From 1944 to 1973 the U.S. maintained economic hegemony in the global economy. The U.S. dollar was the prime currency for trading and reserve purposes. This dominance was challenged in the post-1973 period briefly, however, as the U.S. economy experienced an economic crisis at that time. The institutional arrangements by which the U.S. retained dominance from 1944 to 1973 were restructured and rearranged. The U.S. economy and its world dominance was restored in a new set of arrangements and relationships with other states and economies starting in the 1980s. The U.S. led a drive to end controls on international money capital flows and the rest of the world followed. That event made possible in turn free trade, rapid growth of U.S. foreign direct investment offshore, globalization and the financialization of the U.S. economy. The symbol of that economic dominance, the U.S. dollar, after having seriously weakened in the 1970s was restored again to unchallenged status as the global currency in the 1980s and after.

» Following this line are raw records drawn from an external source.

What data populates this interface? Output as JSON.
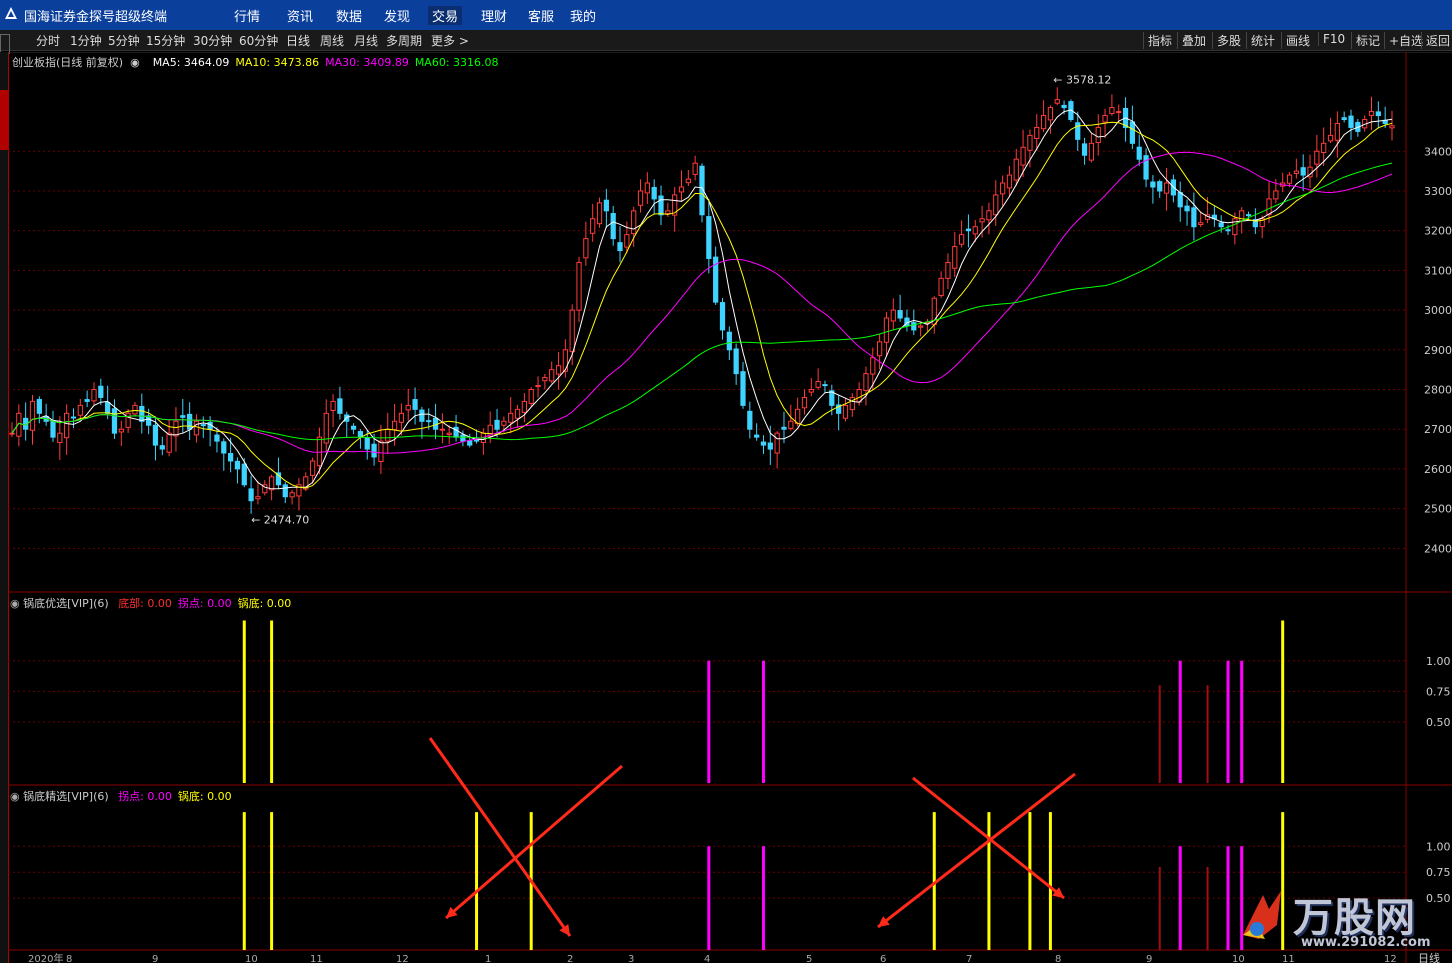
{
  "app": {
    "title": "国海证券金探号超级终端"
  },
  "main_nav": [
    "行情",
    "资讯",
    "数据",
    "发现",
    "交易",
    "理财",
    "客服",
    "我的"
  ],
  "main_nav_active": "交易",
  "periods": [
    "分时",
    "1分钟",
    "5分钟",
    "15分钟",
    "30分钟",
    "60分钟",
    "日线",
    "周线",
    "月线",
    "多周期",
    "更多 >"
  ],
  "active_period": "日线",
  "right_tools": [
    "指标",
    "叠加",
    "多股",
    "统计",
    "画线",
    "F10",
    "标记",
    "+自选",
    "返回"
  ],
  "chart_header": {
    "name": "创业板指(日线 前复权)",
    "ma": [
      {
        "label": "MA5: ",
        "value": "3464.09",
        "color": "#ffffff"
      },
      {
        "label": "MA10: ",
        "value": "3473.86",
        "color": "#ffff00"
      },
      {
        "label": "MA30: ",
        "value": "3409.89",
        "color": "#ff00ff"
      },
      {
        "label": "MA60: ",
        "value": "3316.08",
        "color": "#00ff00"
      }
    ]
  },
  "annotations": {
    "high": "3578.12",
    "low": "2474.70"
  },
  "panel1": {
    "name": "锅底优选[VIP](6)",
    "items": [
      {
        "label": "底部: ",
        "value": "0.00",
        "color": "#ff3030"
      },
      {
        "label": "拐点: ",
        "value": "0.00",
        "color": "#ff00ff"
      },
      {
        "label": "锅底: ",
        "value": "0.00",
        "color": "#ffff00"
      }
    ]
  },
  "panel2": {
    "name": "锅底精选[VIP](6)",
    "items": [
      {
        "label": "拐点: ",
        "value": "0.00",
        "color": "#ff00ff"
      },
      {
        "label": "锅底: ",
        "value": "0.00",
        "color": "#ffff00"
      }
    ]
  },
  "x_axis": {
    "labels": [
      "2020年",
      "8",
      "9",
      "10",
      "11",
      "12",
      "1",
      "2",
      "3",
      "4",
      "5",
      "6",
      "7",
      "8",
      "9",
      "10",
      "11",
      "12"
    ],
    "period_label": "日线"
  },
  "watermark": {
    "text": "万股网",
    "url": "www.291082.com"
  },
  "colors": {
    "up": "#ff3b3b",
    "down": "#3fd3ff",
    "ma5": "#ffffff",
    "ma10": "#ffff00",
    "ma30": "#ff00ff",
    "ma60": "#00ff00",
    "grid": "#6a0000",
    "cross": "#ff2a1a"
  },
  "chart_data": [
    {
      "type": "candlestick",
      "title": "创业板指(日线 前复权)",
      "y_ticks": [
        2400,
        2500,
        2600,
        2700,
        2800,
        2900,
        3000,
        3100,
        3200,
        3300,
        3400
      ],
      "ylim": [
        2290,
        3650
      ],
      "legend": [
        "MA5",
        "MA10",
        "MA30",
        "MA60"
      ],
      "close": [
        2690,
        2740,
        2700,
        2770,
        2740,
        2720,
        2680,
        2690,
        2740,
        2730,
        2760,
        2770,
        2800,
        2780,
        2740,
        2690,
        2700,
        2740,
        2760,
        2720,
        2710,
        2660,
        2650,
        2690,
        2720,
        2730,
        2700,
        2720,
        2710,
        2700,
        2670,
        2640,
        2620,
        2600,
        2560,
        2520,
        2530,
        2560,
        2580,
        2560,
        2530,
        2540,
        2560,
        2580,
        2620,
        2680,
        2740,
        2770,
        2740,
        2720,
        2700,
        2680,
        2650,
        2630,
        2670,
        2700,
        2720,
        2740,
        2760,
        2750,
        2720,
        2720,
        2700,
        2700,
        2690,
        2680,
        2670,
        2660,
        2670,
        2690,
        2710,
        2700,
        2720,
        2740,
        2750,
        2770,
        2800,
        2810,
        2830,
        2850,
        2860,
        2900,
        3000,
        3120,
        3180,
        3230,
        3270,
        3250,
        3180,
        3150,
        3190,
        3250,
        3300,
        3320,
        3280,
        3240,
        3250,
        3290,
        3310,
        3330,
        3370,
        3240,
        3130,
        3020,
        2950,
        2900,
        2840,
        2760,
        2700,
        2680,
        2660,
        2650,
        2690,
        2700,
        2720,
        2750,
        2780,
        2800,
        2820,
        2810,
        2760,
        2740,
        2760,
        2780,
        2800,
        2840,
        2880,
        2920,
        2980,
        3000,
        2980,
        2960,
        2950,
        2960,
        2970,
        3030,
        3080,
        3120,
        3160,
        3190,
        3200,
        3210,
        3230,
        3250,
        3290,
        3320,
        3340,
        3380,
        3410,
        3440,
        3460,
        3490,
        3510,
        3530,
        3510,
        3480,
        3430,
        3390,
        3420,
        3460,
        3490,
        3510,
        3500,
        3460,
        3420,
        3380,
        3330,
        3310,
        3300,
        3320,
        3290,
        3260,
        3250,
        3210,
        3220,
        3240,
        3230,
        3210,
        3200,
        3230,
        3250,
        3240,
        3210,
        3230,
        3280,
        3300,
        3320,
        3340,
        3350,
        3340,
        3360,
        3400,
        3420,
        3440,
        3470,
        3480,
        3460,
        3450,
        3480,
        3500,
        3490,
        3470,
        3464
      ]
    },
    {
      "type": "bar",
      "title": "锅底优选[VIP](6)",
      "y_ticks": [
        0.5,
        0.75,
        1.0
      ],
      "series": [
        {
          "name": "锅底",
          "color": "#ffff00",
          "points": [
            [
              34,
              1.33
            ],
            [
              38,
              1.33
            ],
            [
              186,
              1.33
            ]
          ]
        },
        {
          "name": "拐点",
          "color": "#ff00ff",
          "points": [
            [
              102,
              1.0
            ],
            [
              110,
              1.0
            ],
            [
              171,
              1.0
            ],
            [
              178,
              1.0
            ],
            [
              180,
              1.0
            ]
          ]
        },
        {
          "name": "底部",
          "color": "#a01010",
          "points": [
            [
              168,
              0.8
            ],
            [
              175,
              0.8
            ]
          ]
        }
      ]
    },
    {
      "type": "bar",
      "title": "锅底精选[VIP](6)",
      "y_ticks": [
        0.5,
        0.75,
        1.0
      ],
      "series": [
        {
          "name": "锅底",
          "color": "#ffff00",
          "points": [
            [
              34,
              1.33
            ],
            [
              38,
              1.33
            ],
            [
              68,
              1.33
            ],
            [
              76,
              1.33
            ],
            [
              135,
              1.33
            ],
            [
              143,
              1.33
            ],
            [
              149,
              1.33
            ],
            [
              152,
              1.33
            ],
            [
              186,
              1.33
            ]
          ]
        },
        {
          "name": "拐点",
          "color": "#ff00ff",
          "points": [
            [
              102,
              1.0
            ],
            [
              110,
              1.0
            ],
            [
              171,
              1.0
            ],
            [
              178,
              1.0
            ],
            [
              180,
              1.0
            ]
          ]
        },
        {
          "name": "底部",
          "color": "#a01010",
          "points": [
            [
              168,
              0.8
            ],
            [
              175,
              0.8
            ]
          ]
        }
      ]
    }
  ]
}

Another consequence of these new structures, relationships, and arrangements was the rise of the U.S. twin deficits—the trade deficit and the U.S. budget deficit. Beginning from the early 1980s, under Reagan and subsequently every president thereafter, the U.S. ran growing trade deficits. These trade deficits made possible and enabled corresponding chronic and ever growing domestic budget deficits. The trade deficits meant U.S. dollars flowed out of the U.S. economy at an accelerating rate. But new arrangements meant the dollars would flow back to the U.S., as foreign economies and governments recycled the dollars back to the U.S. to purchase U.S. government bonds. First European and Petro-economy allies. Then Japan. Then via North American free trade agreements with Canada, Mexico and others, and not least, after 1999, increasingly China as well.

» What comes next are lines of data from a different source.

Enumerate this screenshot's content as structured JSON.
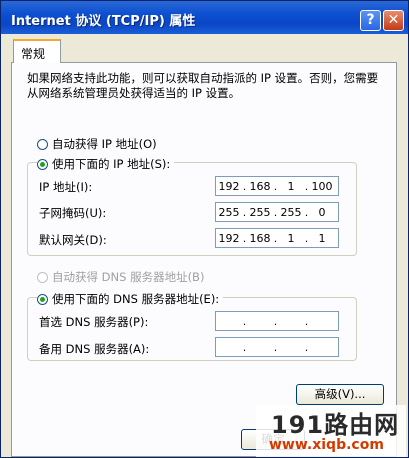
{
  "window": {
    "title": "Internet 协议 (TCP/IP) 属性"
  },
  "titlebar": {
    "help_label": "?",
    "close_label": "✕"
  },
  "tab": {
    "label": "常规"
  },
  "description": "如果网络支持此功能，则可以获取自动指派的 IP 设置。否则，您需要从网络系统管理员处获得适当的 IP 设置。",
  "ip_section": {
    "auto_label": "自动获得 IP 地址(O)",
    "manual_label": "使用下面的 IP 地址(S):",
    "selected": "manual",
    "fields": [
      {
        "label": "IP 地址(I):",
        "octets": [
          "192",
          "168",
          "1",
          "100"
        ]
      },
      {
        "label": "子网掩码(U):",
        "octets": [
          "255",
          "255",
          "255",
          "0"
        ]
      },
      {
        "label": "默认网关(D):",
        "octets": [
          "192",
          "168",
          "1",
          "1"
        ]
      }
    ]
  },
  "dns_section": {
    "auto_label": "自动获得 DNS 服务器地址(B)",
    "manual_label": "使用下面的 DNS 服务器地址(E):",
    "selected": "manual",
    "fields": [
      {
        "label": "首选 DNS 服务器(P):",
        "octets": [
          "",
          "",
          "",
          ""
        ]
      },
      {
        "label": "备用 DNS 服务器(A):",
        "octets": [
          "",
          "",
          "",
          ""
        ]
      }
    ]
  },
  "buttons": {
    "advanced_label": "高级(V)...",
    "ok_partial": "确定"
  },
  "watermark": {
    "top": "191路由网",
    "bottom": "www.xiqb.com"
  }
}
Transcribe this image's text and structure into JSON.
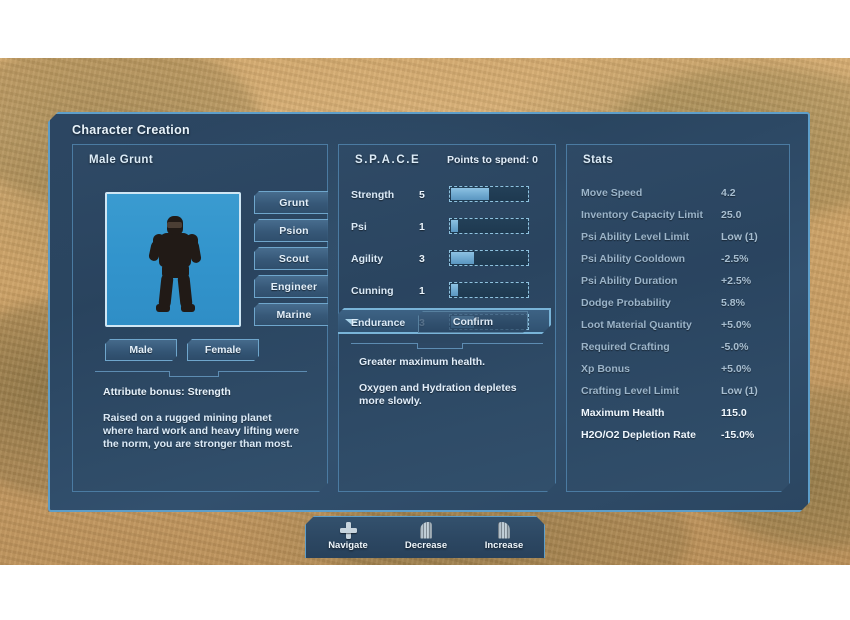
{
  "window": {
    "title": "Character Creation"
  },
  "left_panel": {
    "title": "Male Grunt",
    "portrait_icon": "character-silhouette",
    "classes": [
      {
        "label": "Grunt"
      },
      {
        "label": "Psion"
      },
      {
        "label": "Scout"
      },
      {
        "label": "Engineer"
      },
      {
        "label": "Marine"
      }
    ],
    "genders": [
      {
        "label": "Male"
      },
      {
        "label": "Female"
      }
    ],
    "attribute_bonus": "Attribute bonus: Strength",
    "description": "Raised on a rugged mining planet where hard work and heavy lifting were the norm, you are stronger than most."
  },
  "mid_panel": {
    "title": "S.P.A.C.E",
    "points_label": "Points to spend: 0",
    "attributes": [
      {
        "name": "Strength",
        "value": "5",
        "fill_pct": 50,
        "selected": false
      },
      {
        "name": "Psi",
        "value": "1",
        "fill_pct": 10,
        "selected": false
      },
      {
        "name": "Agility",
        "value": "3",
        "fill_pct": 30,
        "selected": false
      },
      {
        "name": "Cunning",
        "value": "1",
        "fill_pct": 10,
        "selected": false
      },
      {
        "name": "Endurance",
        "value": "3",
        "fill_pct": 30,
        "selected": true
      }
    ],
    "confirm_label": "Confirm",
    "perk_lines": [
      "Greater maximum health.",
      "Oxygen and Hydration depletes more slowly."
    ]
  },
  "right_panel": {
    "title": "Stats",
    "stats": [
      {
        "label": "Move Speed",
        "value": "4.2",
        "highlight": false
      },
      {
        "label": "Inventory Capacity Limit",
        "value": "25.0",
        "highlight": false
      },
      {
        "label": "Psi Ability Level Limit",
        "value": "Low (1)",
        "highlight": false
      },
      {
        "label": "Psi Ability Cooldown",
        "value": "-2.5%",
        "highlight": false
      },
      {
        "label": "Psi Ability Duration",
        "value": "+2.5%",
        "highlight": false
      },
      {
        "label": "Dodge Probability",
        "value": "5.8%",
        "highlight": false
      },
      {
        "label": "Loot Material Quantity",
        "value": "+5.0%",
        "highlight": false
      },
      {
        "label": "Required Crafting",
        "value": "-5.0%",
        "highlight": false
      },
      {
        "label": "Xp Bonus",
        "value": "+5.0%",
        "highlight": false
      },
      {
        "label": "Crafting Level Limit",
        "value": "Low (1)",
        "highlight": false
      },
      {
        "label": "Maximum Health",
        "value": "115.0",
        "highlight": true
      },
      {
        "label": "H2O/O2 Depletion Rate",
        "value": "-15.0%",
        "highlight": true
      }
    ]
  },
  "control_bar": {
    "controls": [
      {
        "label": "Navigate",
        "icon": "dpad-icon"
      },
      {
        "label": "Decrease",
        "icon": "left-trigger-icon"
      },
      {
        "label": "Increase",
        "icon": "right-trigger-icon"
      }
    ]
  },
  "colors": {
    "accent_border": "#5e9ec9",
    "panel_bg": "#2d4864",
    "portrait_bg": "#3294cc",
    "slider_fill": "#7fb6da",
    "terrain": "#cfa469"
  }
}
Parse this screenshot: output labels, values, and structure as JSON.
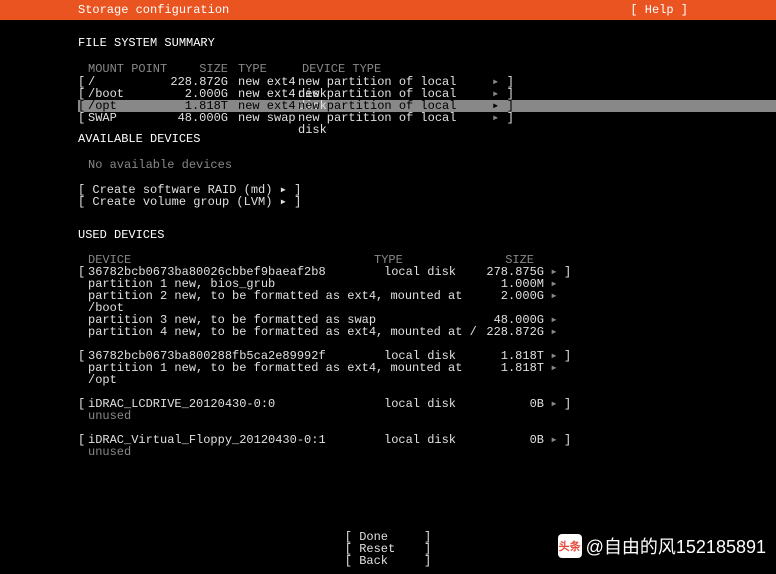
{
  "header": {
    "title": "Storage configuration",
    "help": "[ Help ]"
  },
  "fs_summary": {
    "title": "FILE SYSTEM SUMMARY",
    "headers": {
      "mount": "MOUNT POINT",
      "size": "SIZE",
      "type": "TYPE",
      "device_type": "DEVICE TYPE"
    },
    "rows": [
      {
        "mount": "/",
        "size": "228.872G",
        "type": "new ext4",
        "device_type": "new partition of local disk",
        "selected": false
      },
      {
        "mount": "/boot",
        "size": "2.000G",
        "type": "new ext4",
        "device_type": "new partition of local disk",
        "selected": false
      },
      {
        "mount": "/opt",
        "size": "1.818T",
        "type": "new ext4",
        "device_type": "new partition of local disk",
        "selected": true
      },
      {
        "mount": "SWAP",
        "size": "48.000G",
        "type": "new swap",
        "device_type": "new partition of local disk",
        "selected": false
      }
    ]
  },
  "available": {
    "title": "AVAILABLE DEVICES",
    "empty": "No available devices",
    "actions": {
      "raid": "Create software RAID (md) ▸",
      "lvm": "Create volume group (LVM) ▸"
    }
  },
  "used": {
    "title": "USED DEVICES",
    "headers": {
      "device": "DEVICE",
      "type": "TYPE",
      "size": "SIZE"
    },
    "devices": [
      {
        "name": "36782bcb0673ba80026cbbef9baeaf2b8",
        "type": "local disk",
        "size": "278.875G",
        "partitions": [
          {
            "desc": "partition 1  new, bios_grub",
            "size": "1.000M"
          },
          {
            "desc": "partition 2  new, to be formatted as ext4, mounted at /boot",
            "size": "2.000G"
          },
          {
            "desc": "partition 3  new, to be formatted as swap",
            "size": "48.000G"
          },
          {
            "desc": "partition 4  new, to be formatted as ext4, mounted at /",
            "size": "228.872G"
          }
        ],
        "unused": false
      },
      {
        "name": "36782bcb0673ba800288fb5ca2e89992f",
        "type": "local disk",
        "size": "1.818T",
        "partitions": [
          {
            "desc": "partition 1  new, to be formatted as ext4, mounted at /opt",
            "size": "1.818T"
          }
        ],
        "unused": false
      },
      {
        "name": "iDRAC_LCDRIVE_20120430-0:0",
        "type": "local disk",
        "size": "0B",
        "partitions": [],
        "unused": true
      },
      {
        "name": "iDRAC_Virtual_Floppy_20120430-0:1",
        "type": "local disk",
        "size": "0B",
        "partitions": [],
        "unused": true
      }
    ],
    "unused_label": "unused"
  },
  "buttons": {
    "done": "Done",
    "reset": "Reset",
    "back": "Back"
  },
  "watermark": {
    "icon": "头条",
    "text": "@自由的风152185891"
  },
  "glyphs": {
    "arrow": "▸",
    "bl": "[",
    "br": "]"
  }
}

The growing trade deficits financed the U.S. budget deficit in the following manner: because the new post-1980 arrangements between the U.S. and other economies meant the dollars from the trade deficit that accumulated offshore would be consistently recycled back to the U.S., policy makers could now count on spending those dollars above spending based only on U.S. tax revenues. The recycling grew and was so large by the 1990s and after, that the deficit-recycled dollars permitted massive tax cutting for businesses and investors and the funding of wars in the middle east since 2001 without paying for them through taxation. $3.4 trillion in tax cuts after 2001 were passed, 80 percent of which accrued to the wealthy and corporations. And $2.1 trillion in excess war spending was paid for out of deficits—the first time in U.S. economic history wars were financed only by deficits.

The restructuring of the global economy in the 1980s, led by the United States (and a junior partner the UK) has now run its course. Once the unchallenged global currency, the U.S. dollar is once again facing challenge as the dominant global currency. The focal point of that challenge, today and in the years ahead, is China and its currency, the Yuan.

Already China’s share of global manufacturing is at least equivalent to the United States, about 25 percent each. China has currency reserves approaching $3 trillion and is matching the U.S. in foreign direct investment around the world. The Yuan is becoming a de facto global trading and reserves currency. Initially, it is doing so with its main economic partners, Russia, India, Brazil, and South Africa (i.e. the BRICS), but will soon do so with Europe as well. China is also slowly but steadily extricating itself from the twin deficits and recycling dollars to the U.S. arrangements. It is recycling fewer and fewer dollars back to buy U.S. government bonds. As that arrangement declines, the U.S. economy will not be able to deficit spend on as massive a scale as it has been over the past decade. It will have to either cut social spending or defense spending on a massive scale or retract the equally massive multi-trillion tax cuts for the wealthy, investors, and their corporations. Corporate America and its investors are intent upon cutting social spending, including entitlements, to avoid having to give up their tax cuts of the past three decades. That is the fundamental, driving force behind emerging austerity proposals in the U.S. today.